Разумеется, стоянку закрыли. Однако оставались два ЗИЛа, брошенные здесь уж как месяц и никем не востребованные, Андрей для порядка выспрашивал кого мог – напрасно. Несколько ночей кряду сам сторожил грузовики, ненадолго засыпая в своем автомобиле, единственно отлично коченел и наживал ненависть. В итоге продал одну машину за ящик водки расторопным мужикам, вторую бросил на произвол. Впрочем, с ребятами смотал сетку, вывез к приятелю в огород и тотчас забыл о ней. Эпопея бесславно закончилась. Жизнь в который раз продемонстрировала тыл и не хватало дыхания сказать, что он симпатичен.

Однако зашевелилась весна. Уж поплясывало солнце в густых, набухающих стайках сосулек, серый, корявый снег зиял проплешинами, в прихожих квартир неустанно расползалась плесень грязи.
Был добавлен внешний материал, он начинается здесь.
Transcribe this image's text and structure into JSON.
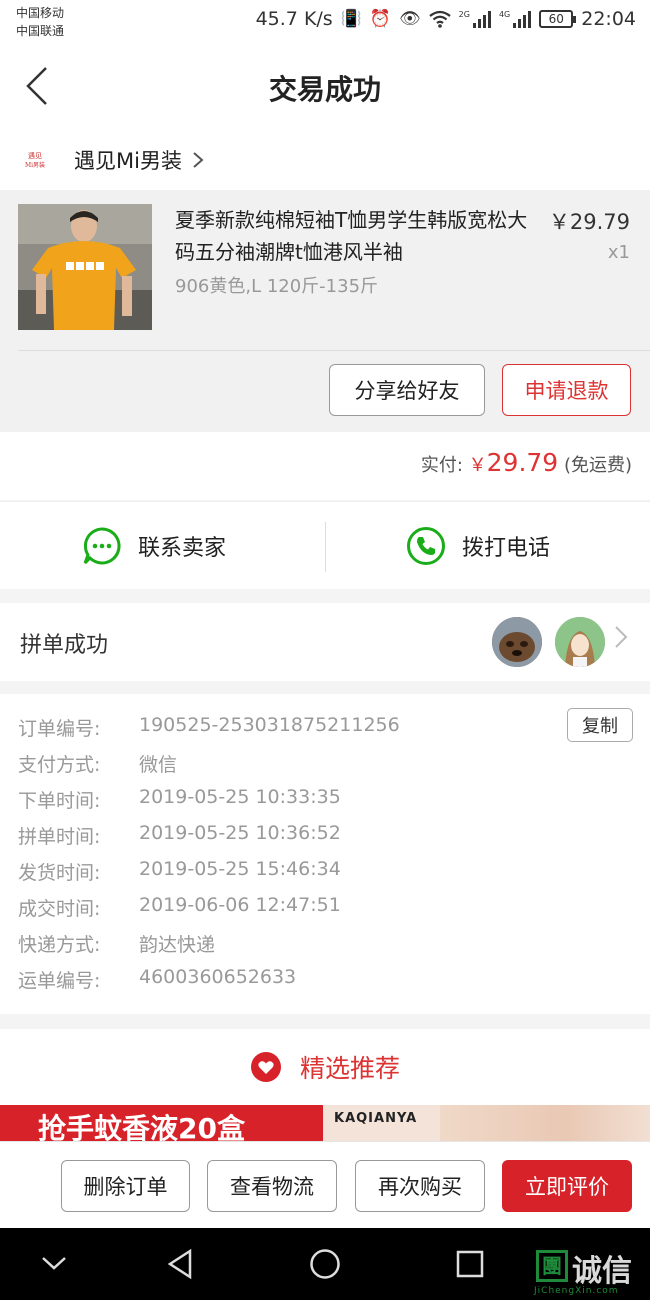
{
  "status_bar": {
    "carrier_1": "中国移动",
    "carrier_2": "中国联通",
    "speed": "45.7 K/s",
    "net_tag_1": "2G",
    "net_tag_2": "4G",
    "battery": "60",
    "time": "22:04"
  },
  "header": {
    "title": "交易成功"
  },
  "shop": {
    "name": "遇见Mi男装",
    "logo_text": "遇见Mi男装"
  },
  "product": {
    "title": "夏季新款纯棉短袖T恤男学生韩版宽松大码五分袖潮牌t恤港风半袖",
    "sku": "906黄色,L 120斤-135斤",
    "price": "￥29.79",
    "qty": "x1",
    "share_label": "分享给好友",
    "refund_label": "申请退款"
  },
  "payment": {
    "label": "实付:",
    "currency": "￥",
    "amount": "29.79",
    "note": "(免运费)"
  },
  "contact": {
    "seller_label": "联系卖家",
    "call_label": "拨打电话"
  },
  "group": {
    "label": "拼单成功"
  },
  "order_info": {
    "copy_label": "复制",
    "rows": [
      {
        "label": "订单编号:",
        "value": "190525-253031875211256"
      },
      {
        "label": "支付方式:",
        "value": "微信"
      },
      {
        "label": "下单时间:",
        "value": "2019-05-25 10:33:35"
      },
      {
        "label": "拼单时间:",
        "value": "2019-05-25 10:36:52"
      },
      {
        "label": "发货时间:",
        "value": "2019-05-25 15:46:34"
      },
      {
        "label": "成交时间:",
        "value": "2019-06-06 12:47:51"
      },
      {
        "label": "快递方式:",
        "value": "韵达快递"
      },
      {
        "label": "运单编号:",
        "value": "4600360652633"
      }
    ]
  },
  "recommend": {
    "title": "精选推荐",
    "banner_text": "抢手蚊香液20盒",
    "banner_brand": "KAQIANYA"
  },
  "actions": {
    "delete_label": "删除订单",
    "logistics_label": "查看物流",
    "rebuy_label": "再次购买",
    "review_label": "立即评价"
  },
  "watermark": {
    "mark": "團",
    "text": "诚信",
    "sub": "JiChengXin.com"
  },
  "colors": {
    "accent_red": "#d8222a",
    "wechat_green": "#1aad19"
  }
}
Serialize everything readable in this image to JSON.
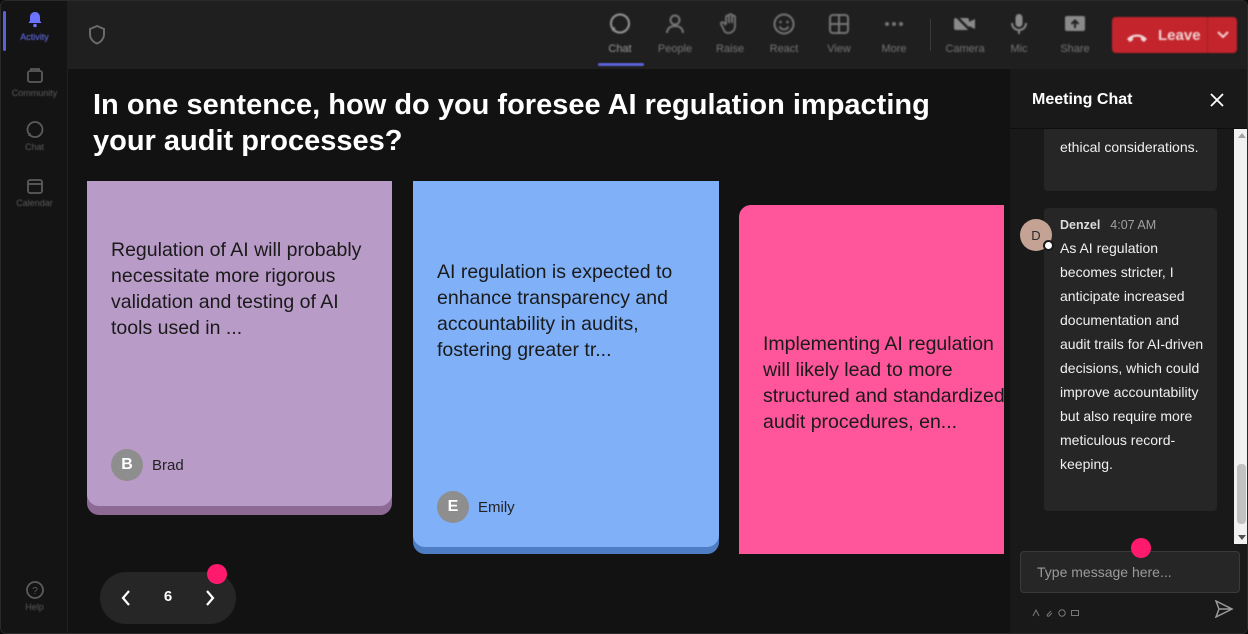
{
  "rail": {
    "items": [
      {
        "label": "Activity",
        "icon": "bell-icon"
      },
      {
        "label": "Community",
        "icon": "community-icon"
      },
      {
        "label": "Chat",
        "icon": "chat-icon"
      },
      {
        "label": "Calendar",
        "icon": "calendar-icon"
      },
      {
        "label": "Help",
        "icon": "help-icon"
      }
    ]
  },
  "toolbar": {
    "chat": "Chat",
    "people": "People",
    "raise": "Raise",
    "react": "React",
    "view": "View",
    "more": "More",
    "camera": "Camera",
    "mic": "Mic",
    "share": "Share",
    "leave": "Leave"
  },
  "question": "In one sentence, how do you foresee AI regulation impacting your audit processes?",
  "cards": [
    {
      "text": "Regulation of AI will probably necessitate more rigorous validation and testing of AI tools used in ...",
      "author": "Brad",
      "initial": "B",
      "color": "#b99bc8"
    },
    {
      "text": "AI regulation is expected to enhance transparency and accountability in audits, fostering greater tr...",
      "author": "Emily",
      "initial": "E",
      "color": "#7fb0f8"
    },
    {
      "text": "Implementing AI regulation will likely lead to more structured and standardized audit procedures, en...",
      "color": "#ff559a"
    }
  ],
  "pager": {
    "page": "6"
  },
  "chat": {
    "title": "Meeting Chat",
    "messages": [
      {
        "text": "ethical considerations."
      },
      {
        "sender": "Denzel",
        "initial": "D",
        "time": "4:07 AM",
        "text": "As AI regulation becomes stricter, I anticipate increased documentation and audit trails for AI-driven decisions, which could improve accountability but also require more meticulous record-keeping."
      }
    ],
    "placeholder": "Type message here..."
  },
  "colors": {
    "accent": "#5b61d6",
    "leave": "#c4242b",
    "notification_dot": "#ff1a6e"
  }
}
Артем подрос, окончательно приобрел формы и стал удивительно похож на бабушку, мать Румянцева. Папаша начал испытывать острое наслаждение играя с ним, просто прогуливаясь и наблюдая за деловитым, углубленным в себя пареньком. Когда Румянцевы ложились спать, Артем неизменно просыпался и требовал от папы подать палец (комната была узкой, взрослая постель и детская кровать стояли через тощий проход). Собственнически охватывал теплой, влажной ладошкой вытребованное и, тут же уснув, начинал расторопно посапывать, высунув из-под одеяла пухлые розовые щеки. В эти минуты Андрей наполнялся приливами горячей сочной нежности.

Отношения со Светланой вышли на тропинку с взгорками, ухабами и поворотами, пусть, достаточно просматриваемыми. В институте супруга неуклонно приобретала популярность. Заходя по необходимости к ней на работу, Андрей не однажды заставал несомненно не связанных деловыми отношениями прилипал. Затеяла ездить в командировки, чего он вовсе не понимал – при ее-то должности. Но самой нелюбезной состоялась ее настойчивая жажда независимости.

– Ты, Румянцев, человек низменный, – раздраженно парировала она подозрения, – мысли твои сплюснуты и слушать тебя нет причины.

– Посмотрите, Фудзияма, – топырился Андрей.

Мучительным было подспудное ожидание непредсказуемого и оттого коварного поступка с ее стороны, – пожалуй, не столько поступка, сколько возвращения тех непереносимых кошмаров. Сжимал гнет неспособности не то что влиять на Светлану, но и на себя в смысле отношения к ней. Наконец, удручало безволие оттолкнуть. Досаждало, что Светлана много в мыслях произносилась. Поначалу Андрей негодовал, что это – чувство, но скоро утих, придумав, будто здесь не только чувство, но и употребление досуга наиболее близким методом, рефлексией.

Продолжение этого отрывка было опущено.